C’est une première en France. Une femme infertile de 34 ans a bénéficié d’une greffe d’utérus le 31 mars 2019 à l’hôpital Foch de Suresnes (Hauts-de-Seine). Cette greffe a été réalisée grâce à l’utérus de la mère de la receveuse. Le professeur Jean-Marc Ayoubi, chef de service de gynécologie obstétrique et médecine de la reproduction de l'hôpital Foch a assuré à l’AFP que la donneuse âgée de 57 ans et sa fille, dont les identités n’ont pas été dévoilées, se portaient bien.
Une double opération de 14 heures
Ce type de greffe est destiné aux femmes nées sans utérus ou à celles auxquelles cet organe a dû être retiré. Elle représente une alternative expérimentale à la gestation pour autrui (GPA) interdite en France à l’heure actuelle, ou à l'adoption. Dans le cas de la greffe réalisée par l’équipe du Pr Ayoubi, la receveuse était née sans utérus : elle était en effet atteinte du syndrome de Rokitansky, aussi appelé MRKH, une condition qui touche une femme sur 4.500.

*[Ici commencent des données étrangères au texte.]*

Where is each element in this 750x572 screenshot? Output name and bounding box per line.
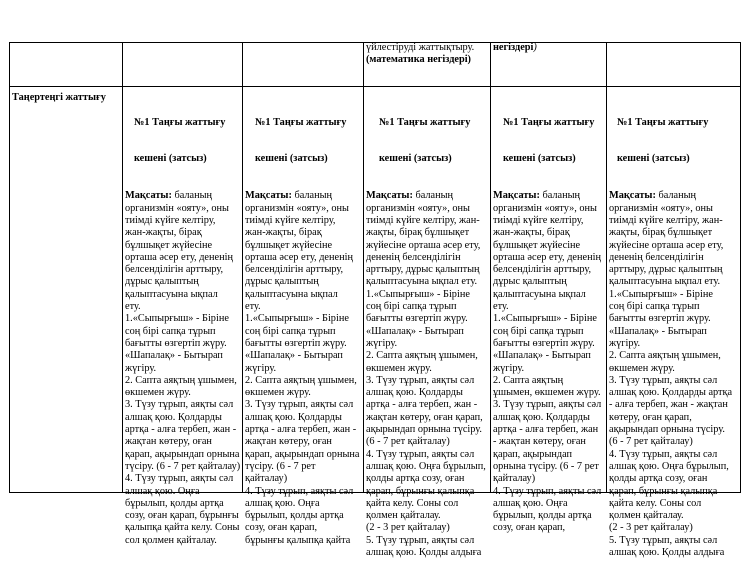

Au total, la procédure complète a duré 14 heures pour les deux interventions, celle du prélèvement étant la plus longue. Le prélèvement doit en effet être très méticuleux pour que l'utérus soit réimplantable. L’équipe du Pr Ayoubi a eu recours à un robot chirurgical, qui offre une meilleure vision en 3D et qui facilite la dissection de vaisseaux très fins. La greffe a quant à elle été réalisée par chirurgie classique.
La grossesse prévue d’ici 10 mois
"La patiente transplantée n'est pas encore enceinte et le transfert d'embryons préalablement congelés pourrait se faire dans 10 mois", a précisé le Pr Ayoubi. Dans les autres cas internationaux, "cela s'est fait entre six et douze mois" a-t-il ajouté. Cette greffe n'a pas vocation à être permanente en raison du traitement antirejet. Il s'agit d'une "greffe provisoire" permettant d'avoir un enfant, rappelle-t-il. A sa connaissance, seules deux ou trois femmes dans le monde ont conservé l'utérus greffé pour mener une deuxième grossesse.
Déjà 15 naissances grâce aux greffes d’utérus dans le monde
La première naissance au monde après une greffe d'utérus a eu lieu en Suède en 2014. Depuis, une quinzaine de naissances ont été comptabilisées dans le monde : "neuf en Suède dont la dernière il y a quatre jours, deux aux Etats-Unis, une au Brésil, en Serbie, en Chine et en Inde", selon le professeur Mats Brännström, de l'université suédoise de Göteborg, contacté par l’AFP. Le plus souvent, les utérus transplantés sont issus de donneuses vivantes. Mais au Brésil, en décembre 2017, une naissance a eu lieu après la greffe d’un utérus de donneuse décédée.
L'équipe du professeur Ayoubi a reçu l'autorisation de l'Agence de la biomédecine et de l'Agence nationale de sécurité du médicament et des produits de santé (ANSM) de conduire un essai clinique pour 10 greffes avec donneuses vivantes apparentées. Une autre équipe au CHU de Limoges a de son côté eu l'aval pour huit greffes avec donneuses en état de mort cérébrale.